At 19, Aktar, with his Bollywood looks, bemoans his inflamed wisdom teeth and betrothal to a girl he doesn’t like. Balah and Moonti take us down toward the village, past women collecting rare medicinal mushrooms that reap 10,000 rupees (about $250) a kilo (hmmm, that sounds SO suss when I put it like that) or balancing massive loads of firewood on their heads, then we turn right, straight up the hill.
“Come with us!” calls one of the women from a small group, energetically pacing the track in scarves and flowing trousers. They’d leave me for dead. Mind you, so do the ponies, who once Aktar decides it is too rough to ride them, run off up the mountain to leave me gasping in their wake.
It’s too early in the season to do the celebrated ridge-top circuits. The peaks are still crowned with snow that’s melting into the rushing river that passes my tent with a roar like Delhi traffic.
So we climb to the point where the snow peters out and the wildflowers start – little purple wannabe-orchids, yellow cowslips and small clusters of pretty white blooms. In another couple of weeks, the pastures will be full of gypsies and their goats, sheep and ponies. They’re on the way up here, from 600km from down south, droving their animals up to the summer grazing.

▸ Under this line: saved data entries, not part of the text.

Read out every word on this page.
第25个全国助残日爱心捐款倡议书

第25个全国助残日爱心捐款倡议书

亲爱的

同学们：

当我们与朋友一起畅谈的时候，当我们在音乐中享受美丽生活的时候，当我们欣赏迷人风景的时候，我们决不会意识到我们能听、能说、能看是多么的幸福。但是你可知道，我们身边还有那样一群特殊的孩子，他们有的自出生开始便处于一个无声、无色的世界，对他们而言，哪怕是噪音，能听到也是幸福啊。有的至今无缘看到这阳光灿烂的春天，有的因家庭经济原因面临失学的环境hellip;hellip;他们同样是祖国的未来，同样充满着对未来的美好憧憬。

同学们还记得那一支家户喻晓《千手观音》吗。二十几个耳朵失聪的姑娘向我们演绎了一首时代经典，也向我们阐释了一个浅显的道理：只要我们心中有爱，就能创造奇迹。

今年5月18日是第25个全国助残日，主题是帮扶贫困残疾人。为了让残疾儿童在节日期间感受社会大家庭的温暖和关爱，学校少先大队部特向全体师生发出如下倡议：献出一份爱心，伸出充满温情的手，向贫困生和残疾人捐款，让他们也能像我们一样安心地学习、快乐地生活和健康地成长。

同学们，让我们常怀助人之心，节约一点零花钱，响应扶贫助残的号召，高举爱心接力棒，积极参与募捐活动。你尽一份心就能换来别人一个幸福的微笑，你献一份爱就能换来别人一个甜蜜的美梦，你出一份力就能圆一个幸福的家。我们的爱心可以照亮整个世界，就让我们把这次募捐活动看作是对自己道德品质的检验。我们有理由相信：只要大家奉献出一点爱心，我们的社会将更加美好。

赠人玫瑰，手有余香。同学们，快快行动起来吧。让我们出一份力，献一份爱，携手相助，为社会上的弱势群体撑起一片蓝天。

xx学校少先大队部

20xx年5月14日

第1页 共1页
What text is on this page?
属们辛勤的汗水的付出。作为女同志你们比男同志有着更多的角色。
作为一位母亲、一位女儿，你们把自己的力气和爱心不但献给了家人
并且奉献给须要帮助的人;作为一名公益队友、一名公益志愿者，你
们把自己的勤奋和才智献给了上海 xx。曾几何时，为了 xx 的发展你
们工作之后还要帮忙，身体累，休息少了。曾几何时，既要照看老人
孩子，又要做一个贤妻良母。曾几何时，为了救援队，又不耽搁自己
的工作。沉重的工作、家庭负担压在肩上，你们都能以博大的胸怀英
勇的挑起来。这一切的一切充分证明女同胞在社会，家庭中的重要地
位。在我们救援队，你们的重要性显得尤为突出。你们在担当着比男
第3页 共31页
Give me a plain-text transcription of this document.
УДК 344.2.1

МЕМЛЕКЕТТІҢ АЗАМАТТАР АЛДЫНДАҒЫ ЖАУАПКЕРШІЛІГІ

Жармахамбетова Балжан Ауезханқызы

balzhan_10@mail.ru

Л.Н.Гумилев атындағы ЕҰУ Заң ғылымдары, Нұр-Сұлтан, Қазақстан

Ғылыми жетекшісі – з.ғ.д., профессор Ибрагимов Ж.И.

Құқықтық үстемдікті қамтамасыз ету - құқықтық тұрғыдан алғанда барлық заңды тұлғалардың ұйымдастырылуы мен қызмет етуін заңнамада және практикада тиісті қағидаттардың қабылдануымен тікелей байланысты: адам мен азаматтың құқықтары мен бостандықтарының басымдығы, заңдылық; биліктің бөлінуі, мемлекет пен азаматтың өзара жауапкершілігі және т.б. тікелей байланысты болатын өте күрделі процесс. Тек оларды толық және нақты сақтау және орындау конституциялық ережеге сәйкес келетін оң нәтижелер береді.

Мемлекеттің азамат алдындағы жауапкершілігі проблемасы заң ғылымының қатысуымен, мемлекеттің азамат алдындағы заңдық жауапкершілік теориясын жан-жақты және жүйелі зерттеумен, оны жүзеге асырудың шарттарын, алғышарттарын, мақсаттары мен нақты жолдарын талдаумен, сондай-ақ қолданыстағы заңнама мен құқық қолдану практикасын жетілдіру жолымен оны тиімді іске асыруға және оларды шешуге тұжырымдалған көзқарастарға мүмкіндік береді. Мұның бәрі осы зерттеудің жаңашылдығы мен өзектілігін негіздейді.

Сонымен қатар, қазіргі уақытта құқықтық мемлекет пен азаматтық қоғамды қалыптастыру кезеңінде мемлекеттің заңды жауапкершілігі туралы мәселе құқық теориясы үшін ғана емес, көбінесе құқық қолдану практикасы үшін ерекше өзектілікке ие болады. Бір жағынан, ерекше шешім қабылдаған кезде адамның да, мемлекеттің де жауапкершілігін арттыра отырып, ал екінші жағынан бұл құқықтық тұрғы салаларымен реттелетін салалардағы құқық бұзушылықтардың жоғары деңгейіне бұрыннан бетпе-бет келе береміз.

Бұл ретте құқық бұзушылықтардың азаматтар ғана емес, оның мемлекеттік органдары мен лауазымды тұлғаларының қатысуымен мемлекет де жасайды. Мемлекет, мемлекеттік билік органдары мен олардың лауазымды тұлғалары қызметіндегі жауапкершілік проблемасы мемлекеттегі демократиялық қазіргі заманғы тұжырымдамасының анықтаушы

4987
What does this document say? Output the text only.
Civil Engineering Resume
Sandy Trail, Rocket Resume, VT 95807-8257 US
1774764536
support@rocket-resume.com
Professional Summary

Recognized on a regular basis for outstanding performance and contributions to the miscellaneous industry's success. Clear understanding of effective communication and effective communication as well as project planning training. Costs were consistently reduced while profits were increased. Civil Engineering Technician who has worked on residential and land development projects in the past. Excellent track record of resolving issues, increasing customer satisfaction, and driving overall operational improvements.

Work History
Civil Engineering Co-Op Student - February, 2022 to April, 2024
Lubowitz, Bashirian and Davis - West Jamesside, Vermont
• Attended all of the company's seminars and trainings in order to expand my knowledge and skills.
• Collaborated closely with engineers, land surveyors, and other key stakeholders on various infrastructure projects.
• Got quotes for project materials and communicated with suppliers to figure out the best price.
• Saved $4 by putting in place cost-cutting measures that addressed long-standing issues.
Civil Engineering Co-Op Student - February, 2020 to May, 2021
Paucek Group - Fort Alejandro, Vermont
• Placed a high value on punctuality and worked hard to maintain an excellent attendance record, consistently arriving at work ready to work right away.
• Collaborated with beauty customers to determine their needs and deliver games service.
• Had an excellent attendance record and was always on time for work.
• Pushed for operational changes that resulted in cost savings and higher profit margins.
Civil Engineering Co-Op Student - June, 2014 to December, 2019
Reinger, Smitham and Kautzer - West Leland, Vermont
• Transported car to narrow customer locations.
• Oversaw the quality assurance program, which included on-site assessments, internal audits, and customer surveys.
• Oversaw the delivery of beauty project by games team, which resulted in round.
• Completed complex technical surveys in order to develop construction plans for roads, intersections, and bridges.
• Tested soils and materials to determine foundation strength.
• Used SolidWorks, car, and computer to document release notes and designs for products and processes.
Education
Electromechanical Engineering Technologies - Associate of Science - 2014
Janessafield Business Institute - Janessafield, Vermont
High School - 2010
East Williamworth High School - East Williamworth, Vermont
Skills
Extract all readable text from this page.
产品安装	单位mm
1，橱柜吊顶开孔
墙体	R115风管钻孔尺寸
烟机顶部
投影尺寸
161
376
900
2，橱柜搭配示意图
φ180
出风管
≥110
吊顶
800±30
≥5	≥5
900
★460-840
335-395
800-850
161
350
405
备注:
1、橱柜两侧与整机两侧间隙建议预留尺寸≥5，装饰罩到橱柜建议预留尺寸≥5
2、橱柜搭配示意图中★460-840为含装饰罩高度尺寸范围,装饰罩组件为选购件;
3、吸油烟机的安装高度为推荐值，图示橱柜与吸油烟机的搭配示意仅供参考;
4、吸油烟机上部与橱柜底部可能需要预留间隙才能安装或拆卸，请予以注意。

But for now, it’s just the five of us, a picnic of boiled eggs, potatoes, carrots and more fabulous macaroons, and the whoosh of the wind through the pine trees.
So we’re in the jeep gunning it to the hiking trailhead of Naranagh, in central Kashmir. We are: my guide, Salim, the driver Daba and a small white chicken from Delhi.
Daba, who’s young and cheerful, has an eye for the ladies, and the flash of a sequined dupatta (scarf) has his attention wandering from the road to the fields where such well-dressed winsome creatures are working.
Thankfully, the chicken kicks up a racket if Daba takes the corners too sharply, which send the little white bird skidding across the back seat. His rebuke makes Daba slow down, and for that I’m happy.
The fields are lined with fresh green poplars and fields of bright yellow mustard flowers and there’s still snow on the high peaks.
A hundred roadsigns flash by. Reading roadsigns in Kashmir is like reading a Forrest Gump book: “Life is a journey. Complete it.” “Mountains are for pleasure. Only if you drive at leisure.” And my favourite, obviously targeting female Punjabi tourists, “Don’t gossip, let him drive.”
For a region so torn apart by war (which of course everyone here blames on Pakistan), Kashmir is obsessed with safety.
We reach the camp and dump our gear and I check out my tent for the night. Lots of blankets. Hot water bottle. Torch. Toilet paper. Excellent. But I’m worried about the chicken. Will it survive the cold night? I should have let the guys sacrifice it on the butcher’s concrete steps the minute we bought it.
However, back in the kitchen tent for hot milky tea and macaroons, I hear a familiar squeak and it’s the chicken, nosing around the camp stove. It gets greedy for warmth and with a squawk, it’s singed its features and is running around the tent, screeching. Into your box this minute, chicken.
The village of Naranagh is dominated by an old Hindu temple, whose picturesque ruins sit on green grass nibbled to MCG levels by a battalion of trekking ponies, making it the perfect place for … a game of cricket.
All Kashmiri boys play cricket and, it appears, all Kashmiri boys can bowl. After admiring their skill while the girls are schlepping past with urns of water on their heads, we take a preparatory trek up to a local beauty spot, two hours up, an hour back along a rushing river fed by the summer thaw. It’s good to be in the clean air after the fug of Delhi, but my thighs aren’t so grateful.
That night, the scent of fragrant Kashmiri tea, with its cardamom, cinnamon and sugar, pervades the tent, the guys joke in a mix of Kashmiri and the local gypsy dialect, the chicken is having chicken dreams and chirrups in its sleep and all is well in the world.